Mais quand Richard la repoussa gentiment pour la regarder à nouveau, ses yeux s'étaient teintés d'ombre. Il prit Claire par le bras et se dirigea vers un café, comme s'il savait parfaitement où aller mais ne sachant visiblement pas par où commencer. Claire sentit son cœur se serrer. Un immense poids tomba sur son estomac.

Lorsqu'elle sortit du Café de la Paix une heure plus tard, Claire était furieuse. Elle ne comprenait pas. Elle décida de marcher un peu, elle en avait besoin. Elle avait tenté de faire bonne figure jusqu'au bout, répétant qu'elle comprenait et que ce n'était pas grave, il fallait bien que cette histoire absurde se termine un jour. Elle avait souri à Richard, le cœur battant, ne souhaitant pas partir précipitamment pour garder la face, mais elle avait envie d'exploser à l'intérieur.

Elle avait naïvement cru qu'elle aurait la première place dans la vie de Richard. Que le boulet gênant de l'histoire serait Isabelle, jamais qu’elle se sentirait comme tel. Pourtant, c'était bien elle l'amante, la femme de l'ombre, celle qu'il fallait cacher. Alors qu'autrefois Richard la mettait en pleine lumière, si fier d'être à son bras, aujourd'hui, sous prétexte de « charge de travail », il la laissait 72 heures sans nouvelles, ne prenait même pas la peine de répondre en deux mots pour dire qu'il était occupé. C’était terrible, tout ce temps qui s'écoulait le cœur ailleurs, les yeux rivés sur le téléphone. Parfois, elle l'éteignait quelques heures, comme si cela pouvait aussi éteindre ses sens en alerte, avec l'espoir inavoué de recevoir un message lorsqu'elle le rallumerait. Cela n'arrivait presque jamais et la déception n'en était que plus vive. Elle devait se rendre à l'évidence, c'est elle qui appelait Richard.

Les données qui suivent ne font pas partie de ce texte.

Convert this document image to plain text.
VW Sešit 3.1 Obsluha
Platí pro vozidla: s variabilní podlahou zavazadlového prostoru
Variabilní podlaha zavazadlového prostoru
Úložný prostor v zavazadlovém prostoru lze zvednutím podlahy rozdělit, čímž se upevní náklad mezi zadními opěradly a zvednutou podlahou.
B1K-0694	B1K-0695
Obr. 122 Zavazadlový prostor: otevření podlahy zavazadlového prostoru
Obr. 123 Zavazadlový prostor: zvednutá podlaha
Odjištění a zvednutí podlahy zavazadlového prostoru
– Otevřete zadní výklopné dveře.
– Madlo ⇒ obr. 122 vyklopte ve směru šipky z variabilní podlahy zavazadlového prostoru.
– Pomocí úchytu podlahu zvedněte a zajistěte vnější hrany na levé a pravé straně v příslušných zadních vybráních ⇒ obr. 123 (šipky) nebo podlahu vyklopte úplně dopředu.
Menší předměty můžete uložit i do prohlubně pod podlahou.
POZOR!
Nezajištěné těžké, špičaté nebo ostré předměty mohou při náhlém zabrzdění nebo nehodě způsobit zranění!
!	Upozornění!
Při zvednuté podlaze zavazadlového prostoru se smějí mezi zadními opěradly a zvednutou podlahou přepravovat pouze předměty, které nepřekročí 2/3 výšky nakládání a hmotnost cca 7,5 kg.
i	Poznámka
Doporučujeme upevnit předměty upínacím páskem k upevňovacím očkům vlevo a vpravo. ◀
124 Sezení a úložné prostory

Elle voulait bien jouer la femme inaccessible et indépendante, elle savait que c’était ce qu’il fallait faire pour créer le manque et le désir mais elle en était incapable, parce qu'elle sentait au fond d'elle que leur lien était trop ténu pour que Richard se soucie de la retenir si elle jouait l’indifférence. Alors, elle l'appelait, elle s'accrochait, elle essayait de le voir par tous les moyens pour renforcer ce lien.

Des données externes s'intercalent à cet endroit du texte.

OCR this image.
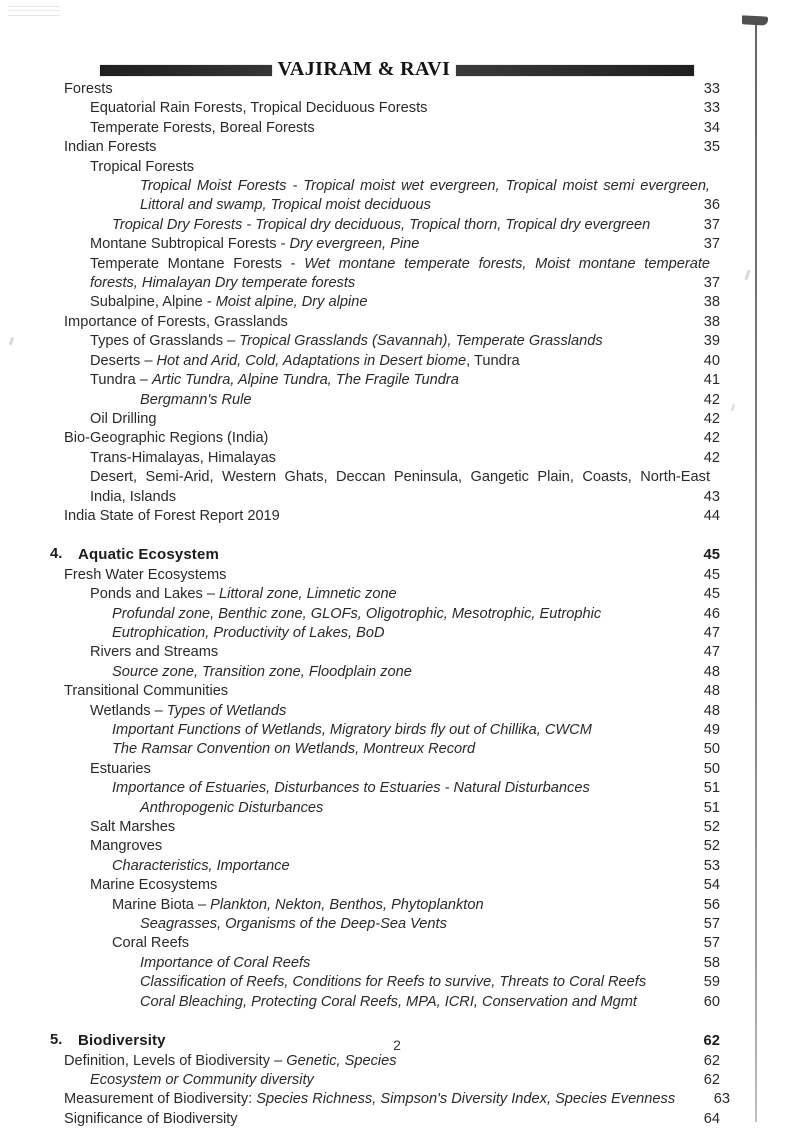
VAJIRAM & RAVI
Forests	33
Equatorial Rain Forests, Tropical Deciduous Forests	33
Temperate Forests, Boreal Forests	34
Indian Forests	35
Tropical Forests
Tropical Moist Forests - Tropical moist wet evergreen, Tropical moist semi evergreen, Littoral and swamp, Tropical moist deciduous	36
Tropical Dry Forests - Tropical dry deciduous, Tropical thorn, Tropical dry evergreen	37
Montane Subtropical Forests - Dry evergreen, Pine	37
Temperate Montane Forests - Wet montane temperate forests, Moist montane temperate forests, Himalayan Dry temperate forests	37
Subalpine, Alpine - Moist alpine, Dry alpine	38
Importance of Forests, Grasslands	38
Types of Grasslands – Tropical Grasslands (Savannah), Temperate Grasslands	39
Deserts – Hot and Arid, Cold, Adaptations in Desert biome, Tundra	40
Tundra – Artic Tundra, Alpine Tundra, The Fragile Tundra	41
Bergmann's Rule	42
Oil Drilling	42
Bio-Geographic Regions (India)	42
Trans-Himalayas, Himalayas	42
Desert, Semi-Arid, Western Ghats, Deccan Peninsula, Gangetic Plain, Coasts, North-East India, Islands	43
India State of Forest Report 2019	44
4. Aquatic Ecosystem	45
Fresh Water Ecosystems	45
Ponds and Lakes – Littoral zone, Limnetic zone	45
Profundal zone, Benthic zone, GLOFs, Oligotrophic, Mesotrophic, Eutrophic	46
Eutrophication, Productivity of Lakes, BoD	47
Rivers and Streams	47
Source zone, Transition zone, Floodplain zone	48
Transitional Communities	48
Wetlands – Types of Wetlands	48
Important Functions of Wetlands, Migratory birds fly out of Chillika, CWCM	49
The Ramsar Convention on Wetlands, Montreux Record	50
Estuaries	50
Importance of Estuaries, Disturbances to Estuaries - Natural Disturbances	51
Anthropogenic Disturbances	51
Salt Marshes	52
Mangroves	52
Characteristics, Importance	53
Marine Ecosystems	54
Marine Biota – Plankton, Nekton, Benthos, Phytoplankton	56
Seagrasses, Organisms of the Deep-Sea Vents	57
Coral Reefs	57
Importance of Coral Reefs	58
Classification of Reefs, Conditions for Reefs to survive, Threats to Coral Reefs	59
Coral Bleaching, Protecting Coral Reefs, MPA, ICRI, Conservation and Mgmt	60
5. Biodiversity	62
Definition, Levels of Biodiversity – Genetic, Species	62
Ecosystem or Community diversity	62
Measurement of Biodiversity: Species Richness, Simpson's Diversity Index, Species Evenness	63
Significance of Biodiversity	64
2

C'était peut-être la solitude qu'elle avait ressentie après son divorce qui la faisait agir de la sorte. Ou peut-être le fantasme persistant du premier amour, parfait et évanoui, qu'on a envie de ranimer des années plus tard. Claire avait réussi, professionnellement. Son travail était toute sa vie et ne laissait pas de place pour les rencontres, les plaisirs. Elle n'avait pas le temps de rencontrer quelqu'un. Alors, quand elle avait retrouvé Richard, c'était facile : elle le connaissait déjà, même si c’était il y a longtemps. Il lui plaisait énormément. C’était un homme bien. Ils n'auraient plus qu'à se retrouver. Rien ne s'était déroulé comme elle l'espérait. Elle avait négligé un détail de taille : Richard était père de famille. Il ne pouvait pas claquer la porte comme ça. Claire ne mettait rien sur la table, elle. Pas d’enjeu.

Avec son ex-mari, Eric, ils n’avaient jamais pu avoir d’enfants. Cela ne lui manquait pas tant que ça. Les mioches, elle les préférait chez les autres. Elle n’avait jamais ressenti ce truc d’horloge biologique, cette nécessité, cette urgence dont elle entendait parler parfois, de loin. Elle avait refusé le parcours du combattant gynécologue-examens-prises de sang-cachetons-PMA. Elle était fataliste. Elle laissait faire la nature. Elle pensait que si Eric et elle ne pouvaient pas avoir d’enfants, c’est que l’univers avait ses raisons. Eric n’était pas du même avis. Ça avait été la raison de leur divorce. Aujourd’hui, il était père lui aussi. Elle avait parfois pensé qu’elle manquait de fibre maternelle, en tout cas d'envie de maternité, à cause de l’expérience traumatisante de ses dix-sept ans. Son avortement. D’autres fois même, elle pensait que l’opération l’avait rendue stérile. Elle ne le saurait jamais.

Claire s’effondra contre le mur. Elle n’arrivait pas à retenir ses larmes. Il l’avait quittée.